Miranda est confrontée à ses rêves, Meredith à l’opération historique d’Hamilton et Jo à ses sentiments.


Doctors are humans.

Il aura fallu dix-huit saisons pour que Meredith en arrive à la conclusion que les docteurs sont humains ? On aura vraiment tout vu, c’est bon, on remballe. Ca valait le coup. Les humains ont des égos énormes, mais ça, ce n’est pas nouveau dans la série. Nous voilà donc prêts pour un épisode qui verra enfin Hamilton être opéré et soigné.

Avant cela, nous suivons toutefois la nouvelle morning routine de Meredith, qui prend l’habitude de marcher au soleil (je la comprends, on a un beau soleil nous aussi) et on apprend donc que Zola regarde souvent les vidéos des opérations de sa grand-mère.
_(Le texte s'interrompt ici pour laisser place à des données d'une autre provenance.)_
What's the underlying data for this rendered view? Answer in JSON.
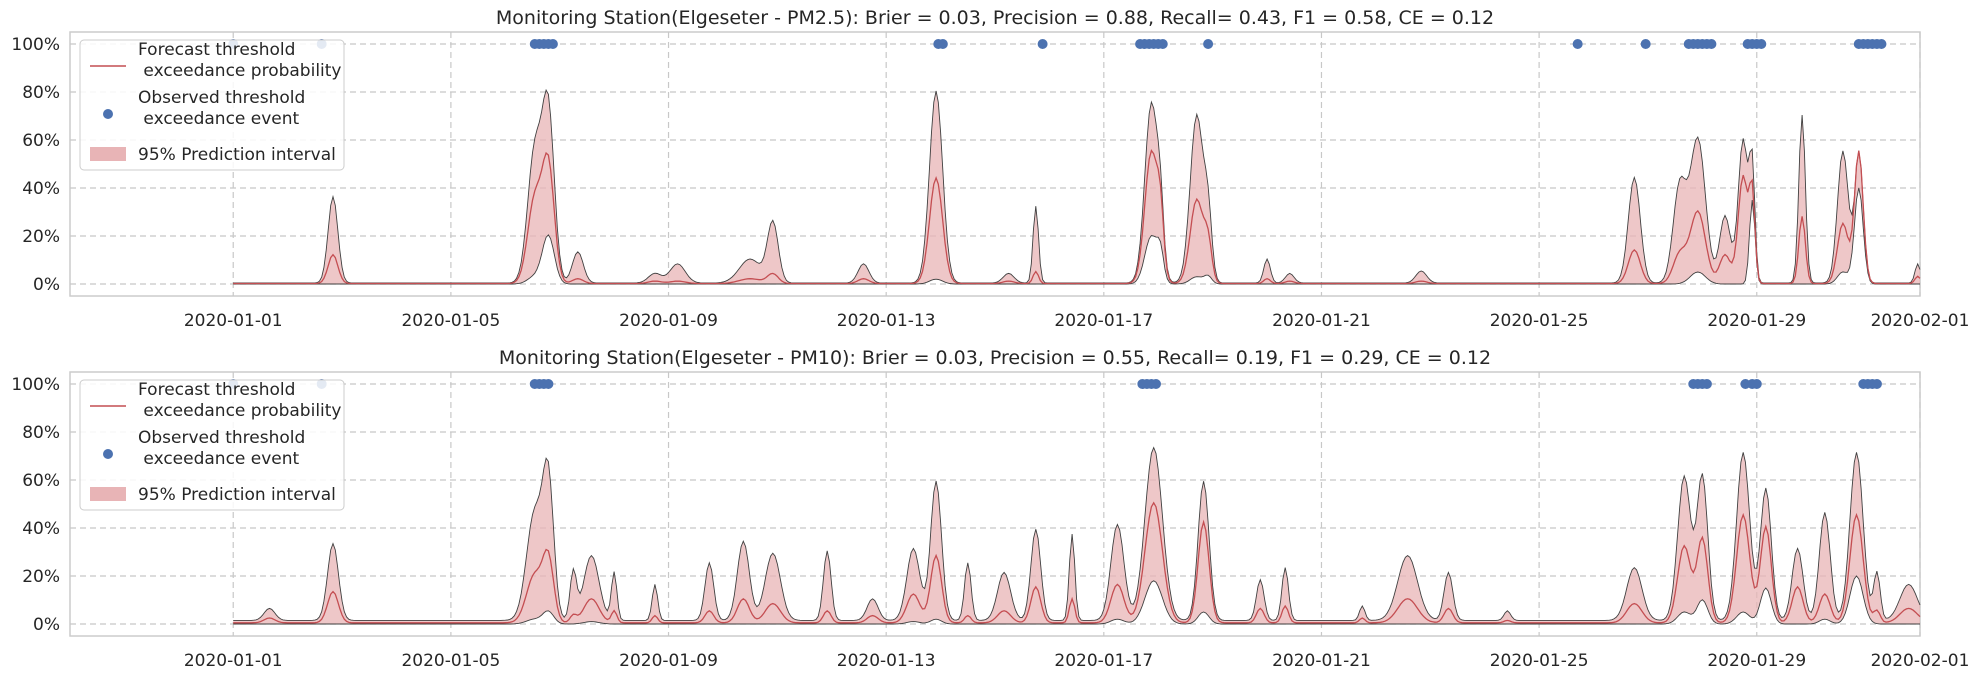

C’est n’importe quoi. Son mec a toujours une bonne relation à distance avec elle aussi, et toute l’organisation avec Amelia et Maggie semble fonctionner à merveille pour les enfants. Bref, Meredith est une femme accomplie. Rien de neuf.

Elle en profite au passage pour essayer de convaincre Hamilton d’accepter d’être non seulement un patient VIP avec un projet incroyable, mais aussi d’être une manière d’enseigner à la nouvelle génération. Oui, pour une fois, elle s’occupe de toute la classe des résidents et fait revenir aussi Tom sur le projet au passage.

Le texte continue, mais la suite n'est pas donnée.